If you weren't raised with chopsticks, don't panic. While tofu is decidedly an acquired taste, it is easily prepared. Just follow the simple steps given to me by a Korean friend:


  • Tofu, I prefer extra firm.
  • A can of chicken, beef, or vegetable broth (your choice).
  • Fish sauce
  • brown sugar
  • cornstarch
  • red pepper
  • garlic
  • scallions

*Free-range chicken broth can be found at any health food store. Chinese pepper is best when purchased in oriental markets. Fish sauce is rather common unless you live where I do, in which case, drive to an oriental market.

First: Brown the tofu and freshly pressed garlic in oil; I use extra virgin olive oil for health reasons. Cut the tofu in small squares; you want them thick enough to stay together but not so thick that added flavors are not absorbed.

*I don't specify how much garlic or how much tofu to use because it is entirely up to you. Tofu is a very individualized food. Oh! Buy a garlic press at the store and use fresh garlic instead of the crap sold in powder form. Even the supposedly fresh, chopped garlic in the grocer's fridge is not worth buying. Believe me, it is worth the small effort to add fresh garlic to any dish.

Second: Add a half can or so of broth and allow the tofu to simmer. Put in the amount of hot spice that you can tolerate. Fish sauce, if you like the flavor, is added at this point. You can use from one to as many tablespoons as you find tasteful. Again, just sample the concoction as you go along to determine what your taste buds find pleasurable.

Third: Add brown sugar and cornstarch mixed beforehand with a little of the leftover broth. Do you like things sweet? If so, add more sugar. If you prefer less sugar, use less. The cornstarch is a bit trickier. Too much can screw up the sauce. I would suggest beginning with two tablespoons. You can always add more. Remember to mix the cornstarch with broth before you add it to the simmering tofu. The object is to dissolve the cornstarch, so you don't need much broth.

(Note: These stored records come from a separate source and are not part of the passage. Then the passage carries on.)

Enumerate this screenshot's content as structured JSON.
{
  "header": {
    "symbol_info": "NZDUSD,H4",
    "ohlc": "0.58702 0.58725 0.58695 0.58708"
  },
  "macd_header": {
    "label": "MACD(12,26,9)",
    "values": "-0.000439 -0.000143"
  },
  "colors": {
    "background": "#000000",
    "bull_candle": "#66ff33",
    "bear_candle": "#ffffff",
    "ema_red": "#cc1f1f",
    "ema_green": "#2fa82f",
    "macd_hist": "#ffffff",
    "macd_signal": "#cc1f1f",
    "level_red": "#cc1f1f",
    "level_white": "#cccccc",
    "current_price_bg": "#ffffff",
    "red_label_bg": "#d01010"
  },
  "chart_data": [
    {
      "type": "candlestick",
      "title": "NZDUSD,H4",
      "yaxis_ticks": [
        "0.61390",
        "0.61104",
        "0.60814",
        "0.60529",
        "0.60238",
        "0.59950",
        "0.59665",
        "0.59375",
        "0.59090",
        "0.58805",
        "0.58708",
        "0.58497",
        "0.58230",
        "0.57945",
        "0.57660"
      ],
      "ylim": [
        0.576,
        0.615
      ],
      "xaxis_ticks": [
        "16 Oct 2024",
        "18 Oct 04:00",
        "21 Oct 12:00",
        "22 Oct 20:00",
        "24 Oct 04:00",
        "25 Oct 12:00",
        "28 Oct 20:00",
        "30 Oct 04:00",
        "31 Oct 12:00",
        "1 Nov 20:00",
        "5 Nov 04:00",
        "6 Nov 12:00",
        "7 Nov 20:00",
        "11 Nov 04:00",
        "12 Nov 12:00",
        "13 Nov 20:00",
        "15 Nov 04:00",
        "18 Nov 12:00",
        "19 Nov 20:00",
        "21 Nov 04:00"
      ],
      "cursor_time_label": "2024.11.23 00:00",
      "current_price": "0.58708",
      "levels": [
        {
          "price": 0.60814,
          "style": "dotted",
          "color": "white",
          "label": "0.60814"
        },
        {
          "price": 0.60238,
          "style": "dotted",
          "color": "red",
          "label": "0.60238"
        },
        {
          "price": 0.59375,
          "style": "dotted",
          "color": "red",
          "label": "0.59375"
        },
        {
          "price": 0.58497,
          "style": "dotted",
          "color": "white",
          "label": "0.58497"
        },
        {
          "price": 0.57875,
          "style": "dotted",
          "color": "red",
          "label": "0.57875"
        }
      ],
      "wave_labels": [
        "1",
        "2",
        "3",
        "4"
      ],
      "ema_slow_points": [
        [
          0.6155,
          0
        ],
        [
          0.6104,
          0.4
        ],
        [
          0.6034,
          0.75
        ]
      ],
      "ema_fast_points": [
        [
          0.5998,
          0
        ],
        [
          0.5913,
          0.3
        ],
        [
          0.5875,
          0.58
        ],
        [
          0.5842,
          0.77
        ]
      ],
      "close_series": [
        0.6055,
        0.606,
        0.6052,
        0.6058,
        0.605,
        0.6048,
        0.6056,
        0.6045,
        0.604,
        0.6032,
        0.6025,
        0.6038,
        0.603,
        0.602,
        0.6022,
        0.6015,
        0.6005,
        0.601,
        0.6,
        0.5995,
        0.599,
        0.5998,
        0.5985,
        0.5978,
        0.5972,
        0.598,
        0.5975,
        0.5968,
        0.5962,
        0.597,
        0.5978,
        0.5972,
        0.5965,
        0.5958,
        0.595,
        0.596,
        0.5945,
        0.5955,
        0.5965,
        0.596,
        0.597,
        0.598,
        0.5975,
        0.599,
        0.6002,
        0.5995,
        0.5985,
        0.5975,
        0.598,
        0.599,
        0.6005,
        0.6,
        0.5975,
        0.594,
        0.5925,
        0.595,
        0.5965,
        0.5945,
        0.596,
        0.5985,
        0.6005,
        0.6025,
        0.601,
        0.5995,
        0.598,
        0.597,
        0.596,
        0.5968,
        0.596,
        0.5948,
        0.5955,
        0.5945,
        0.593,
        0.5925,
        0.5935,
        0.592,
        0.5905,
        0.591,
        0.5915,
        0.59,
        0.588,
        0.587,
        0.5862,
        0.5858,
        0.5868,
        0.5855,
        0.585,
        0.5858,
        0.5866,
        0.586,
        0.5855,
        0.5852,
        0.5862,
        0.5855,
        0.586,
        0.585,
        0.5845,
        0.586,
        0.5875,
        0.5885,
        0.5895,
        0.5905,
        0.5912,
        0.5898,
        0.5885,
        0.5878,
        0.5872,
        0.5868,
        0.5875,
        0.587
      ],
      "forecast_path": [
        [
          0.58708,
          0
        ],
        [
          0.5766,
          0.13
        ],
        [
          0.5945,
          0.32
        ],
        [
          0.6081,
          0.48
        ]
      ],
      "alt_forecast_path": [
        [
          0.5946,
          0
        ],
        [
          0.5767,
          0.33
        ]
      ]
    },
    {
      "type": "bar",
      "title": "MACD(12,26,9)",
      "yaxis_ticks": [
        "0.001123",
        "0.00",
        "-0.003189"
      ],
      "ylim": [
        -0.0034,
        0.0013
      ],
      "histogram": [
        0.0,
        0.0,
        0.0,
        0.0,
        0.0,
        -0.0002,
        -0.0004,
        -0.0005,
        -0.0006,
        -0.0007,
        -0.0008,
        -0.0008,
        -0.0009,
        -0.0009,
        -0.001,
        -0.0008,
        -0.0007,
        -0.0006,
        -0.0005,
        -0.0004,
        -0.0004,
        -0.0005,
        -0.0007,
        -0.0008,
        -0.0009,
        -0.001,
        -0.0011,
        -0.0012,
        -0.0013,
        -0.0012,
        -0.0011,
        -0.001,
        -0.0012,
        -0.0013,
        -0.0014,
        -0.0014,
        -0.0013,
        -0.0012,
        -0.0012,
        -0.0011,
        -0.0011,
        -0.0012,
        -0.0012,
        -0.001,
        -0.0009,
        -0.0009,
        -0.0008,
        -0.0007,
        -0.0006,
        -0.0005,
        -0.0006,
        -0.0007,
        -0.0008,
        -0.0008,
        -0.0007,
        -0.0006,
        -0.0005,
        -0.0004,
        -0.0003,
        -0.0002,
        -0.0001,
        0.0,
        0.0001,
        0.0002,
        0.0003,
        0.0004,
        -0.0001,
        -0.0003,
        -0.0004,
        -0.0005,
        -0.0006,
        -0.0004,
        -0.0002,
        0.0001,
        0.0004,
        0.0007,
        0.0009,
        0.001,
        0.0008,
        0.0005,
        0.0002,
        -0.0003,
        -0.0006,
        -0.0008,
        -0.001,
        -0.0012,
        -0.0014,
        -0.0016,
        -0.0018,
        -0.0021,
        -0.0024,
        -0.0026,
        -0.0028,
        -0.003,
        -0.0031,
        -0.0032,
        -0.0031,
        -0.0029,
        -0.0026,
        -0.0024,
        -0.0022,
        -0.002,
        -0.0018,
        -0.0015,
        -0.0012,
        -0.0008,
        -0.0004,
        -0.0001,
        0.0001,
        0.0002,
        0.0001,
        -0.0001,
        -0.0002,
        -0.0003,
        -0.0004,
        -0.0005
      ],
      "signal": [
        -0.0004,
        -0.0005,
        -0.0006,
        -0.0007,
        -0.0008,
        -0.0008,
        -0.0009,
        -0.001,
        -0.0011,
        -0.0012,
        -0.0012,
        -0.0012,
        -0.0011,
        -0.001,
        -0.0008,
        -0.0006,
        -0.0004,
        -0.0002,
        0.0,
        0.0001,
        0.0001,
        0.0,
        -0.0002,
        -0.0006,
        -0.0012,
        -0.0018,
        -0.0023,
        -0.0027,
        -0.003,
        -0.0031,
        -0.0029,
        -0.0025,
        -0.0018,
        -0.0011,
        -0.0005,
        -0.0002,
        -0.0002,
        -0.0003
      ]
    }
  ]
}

Finally: Scallions should be finely chopped; I use two or three. They are added during the last two minutes of simmering. Don't stir after the scallions are added. Just lower the heat, simmer briefly, and serve immediately.

The entire process takes me less than twenty minutes. If you want to add mushrooms, broccoli, or anything else, do it towards the end. You don't want overcooked veggies. Enjoy!

P.S. Serve over rice. May I suggest a rice cooker if you eat a lot of rice. They aren't expensive and they are essentially foolproof.